Since the announcement, Best Buy stock has fallen 8.5 percent to Thursday's close of $22.65. Last week, Standard & Poor's said it might cut the retailer's credit rating to noninvestment grade, or "junk."

Through it all, Dunn has publicly shrugged off criticism.

"I don't give [critics] any time or attention," Dunn previously told the Star Tribune. "I've been at this company for 28 years. I'm sure our strategies are right."

Dunn also has the one supporter who counts: Richard Schulze, Best Buy's founder, chairman and largest shareholder. Former executives say Schulze has long championed Dunn, a hardworking, enthusiastic lifelong Best Buyer who rose from store employee to upper management.

The company declined to make Schulze available for an interview.

When former Best Buy CEO Brad Anderson retired in 2009, Dunn was the only serious candidate to replace him, former top executives said. But Dunn's appointment raised eyebrows among employees and analysts who said he lacked vision and strategy.

"Brian doesn't have a strategic bone in his body," Flora Delaney, a retail consultant and former Best Buy executive, said recently.

Even Dunn seemed to have his doubts. Speaking at a leadership conference in March, Dunn spoke of the night before he officially became CEO. It was 10:30 p.m. and Dunn decided to take a walk across the Best Buy campus.

"It was a surreal moment," Dunn recalled. "I remembered thinking: 'I hope I wake up smarter.'"

During the next three years, Schulze stuck by his protégé, even as the company's declining share price has eroded the value of Schulze's 19 percent stake in Best Buy retailer.

But there are signs that Schulze's patience may be wearing thin. At a tense board meeting in January, Schulze and other directors criticized Best Buy's performance, according to two sources close to the company.
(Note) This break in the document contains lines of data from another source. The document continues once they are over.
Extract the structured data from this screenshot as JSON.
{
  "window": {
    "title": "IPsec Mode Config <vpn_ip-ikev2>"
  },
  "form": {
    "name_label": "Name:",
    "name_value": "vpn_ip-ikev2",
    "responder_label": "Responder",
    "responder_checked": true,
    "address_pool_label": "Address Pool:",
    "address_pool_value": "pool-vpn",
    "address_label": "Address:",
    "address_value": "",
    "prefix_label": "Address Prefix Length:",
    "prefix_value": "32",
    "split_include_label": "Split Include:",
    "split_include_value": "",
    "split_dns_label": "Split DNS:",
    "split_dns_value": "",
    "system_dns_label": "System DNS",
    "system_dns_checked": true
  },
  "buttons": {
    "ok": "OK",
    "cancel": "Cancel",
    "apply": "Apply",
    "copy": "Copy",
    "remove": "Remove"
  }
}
It was at this meeting, the sources say, that the board crafted the restructuring plan, which is not so much a new strategy but rather a accelerated version of Best Buy's previous plans.

In any case, it will take time to implement the plan, which should give Dunn some breathing room, at least through the rest of the year, Brunelli of Consumer Edge Research said.
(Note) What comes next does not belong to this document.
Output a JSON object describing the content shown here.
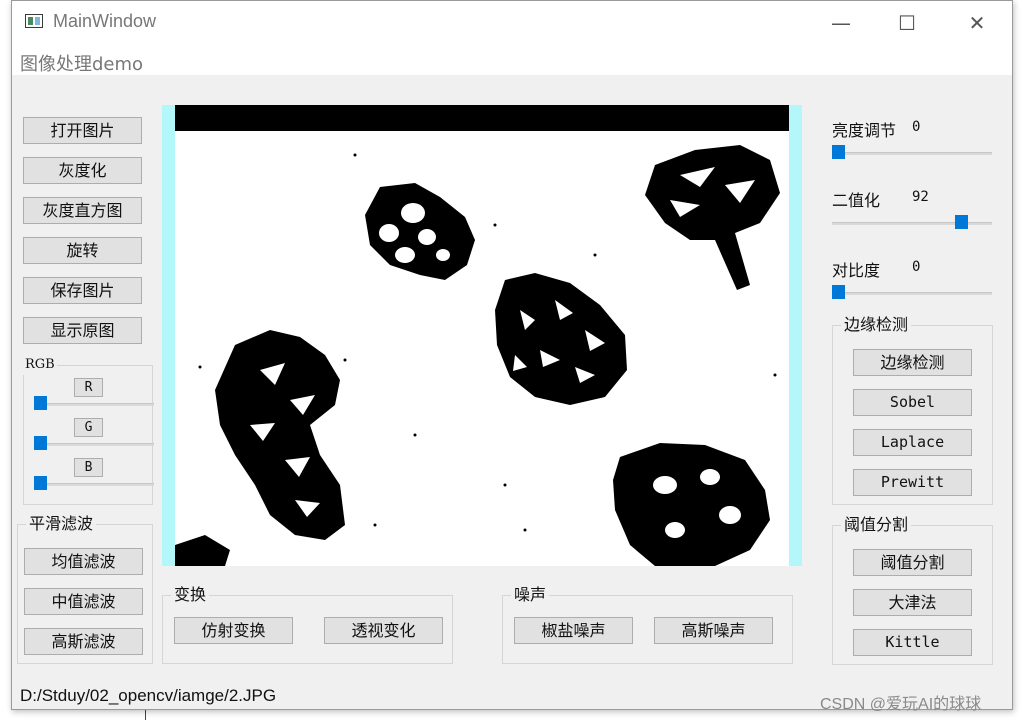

And some analysts have praised Best Buy's better sense of urgency.

"Best Buy gets it," Christopher Horvers, an analyst with JP Morgan, wrote in a research note. "We applaud Best Buy's management's more aggressive posture to address the structural weakness of big-box consumer electronics."

But, Horvers added, "how steep is the slope?"

Dunn says he's prepared to find out.

"You have to be able to adapt and change," Dunn told the leadership conference. "You have to embrace change, or you are rapidly in trouble."